I continue to agree with Paul Krugman that the Financial Times and Tyler Cowen have picked an unlikely battle with Thomas Piketty in trying to claim that wealth inequality in the United Kingdom has been decreasing rather than increasing over the last 40 years; more on this from Carter Price. As for Piketty’s broader claims of century-long trends (to perceive which the French scholar has to dismiss much of the twentieth century as an anomaly), King Banaian’s summary of some of the details in how Piketty misreported the data are troubling.
The core claim of Piketty’s book is that slower economic growth will lead to a huge increase in the capital/income ratio as a consequence of a relation that Piketty described as the “second fundamental law of capitalism”. I earlier explained why Piketty’s law is complete nonsense.
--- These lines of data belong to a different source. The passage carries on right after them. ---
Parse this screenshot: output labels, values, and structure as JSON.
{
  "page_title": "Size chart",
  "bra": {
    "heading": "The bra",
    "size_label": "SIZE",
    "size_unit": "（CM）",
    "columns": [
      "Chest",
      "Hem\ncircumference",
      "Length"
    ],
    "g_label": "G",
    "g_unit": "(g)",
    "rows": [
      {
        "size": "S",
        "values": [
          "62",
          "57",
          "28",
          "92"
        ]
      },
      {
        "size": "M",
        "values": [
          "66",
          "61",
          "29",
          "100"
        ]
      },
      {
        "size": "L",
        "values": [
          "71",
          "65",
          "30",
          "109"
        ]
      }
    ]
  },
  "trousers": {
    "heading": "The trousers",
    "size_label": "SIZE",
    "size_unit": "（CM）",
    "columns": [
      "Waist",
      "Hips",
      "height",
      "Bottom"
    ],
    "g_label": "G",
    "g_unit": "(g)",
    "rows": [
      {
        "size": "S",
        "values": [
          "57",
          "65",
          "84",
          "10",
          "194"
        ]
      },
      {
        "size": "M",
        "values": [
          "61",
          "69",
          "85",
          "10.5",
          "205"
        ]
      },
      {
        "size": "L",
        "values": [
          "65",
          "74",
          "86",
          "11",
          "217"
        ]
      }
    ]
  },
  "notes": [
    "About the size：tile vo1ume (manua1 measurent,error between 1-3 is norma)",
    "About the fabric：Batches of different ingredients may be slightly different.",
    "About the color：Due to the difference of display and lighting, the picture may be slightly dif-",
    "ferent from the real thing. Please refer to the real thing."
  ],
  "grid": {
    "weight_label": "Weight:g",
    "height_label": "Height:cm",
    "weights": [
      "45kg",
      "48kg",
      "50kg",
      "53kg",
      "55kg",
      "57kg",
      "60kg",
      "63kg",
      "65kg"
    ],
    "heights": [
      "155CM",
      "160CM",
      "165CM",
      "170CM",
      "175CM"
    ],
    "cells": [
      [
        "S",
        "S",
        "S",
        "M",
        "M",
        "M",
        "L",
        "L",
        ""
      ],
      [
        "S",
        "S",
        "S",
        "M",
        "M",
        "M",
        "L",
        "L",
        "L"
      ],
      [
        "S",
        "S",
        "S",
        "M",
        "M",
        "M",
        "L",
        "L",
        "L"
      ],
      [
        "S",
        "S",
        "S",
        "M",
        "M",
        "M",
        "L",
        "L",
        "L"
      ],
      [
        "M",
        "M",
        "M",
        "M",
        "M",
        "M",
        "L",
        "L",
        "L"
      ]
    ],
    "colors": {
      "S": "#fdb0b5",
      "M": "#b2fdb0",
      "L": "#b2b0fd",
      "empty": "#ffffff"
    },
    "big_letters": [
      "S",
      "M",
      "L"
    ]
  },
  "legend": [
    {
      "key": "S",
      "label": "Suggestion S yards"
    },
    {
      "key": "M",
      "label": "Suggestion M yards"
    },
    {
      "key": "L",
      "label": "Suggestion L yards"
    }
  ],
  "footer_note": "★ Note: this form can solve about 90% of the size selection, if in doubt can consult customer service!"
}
Separately, James Galbraith explains why the first “law” as interpreted and applied by Piketty is also highly problematic.
Many of us believe that relatively recent globalization, rather than Piketty’s broad theories or asserted sweeping historical trends, played an important role in growing income inequality within most major developed countries over the last generation. But it should also be noted that this same globalization has also been the key factor in reducing inequality on a global scale in the sense of profoundly raising the standard of living for billions of residents of developing and emerging economies.
UPDATE: I see that Per Krussel and Tony Smith came out with a paper today elaborating on the points I made on Sunday. Hat tips to Greg Mankiw and Tyler Cowen.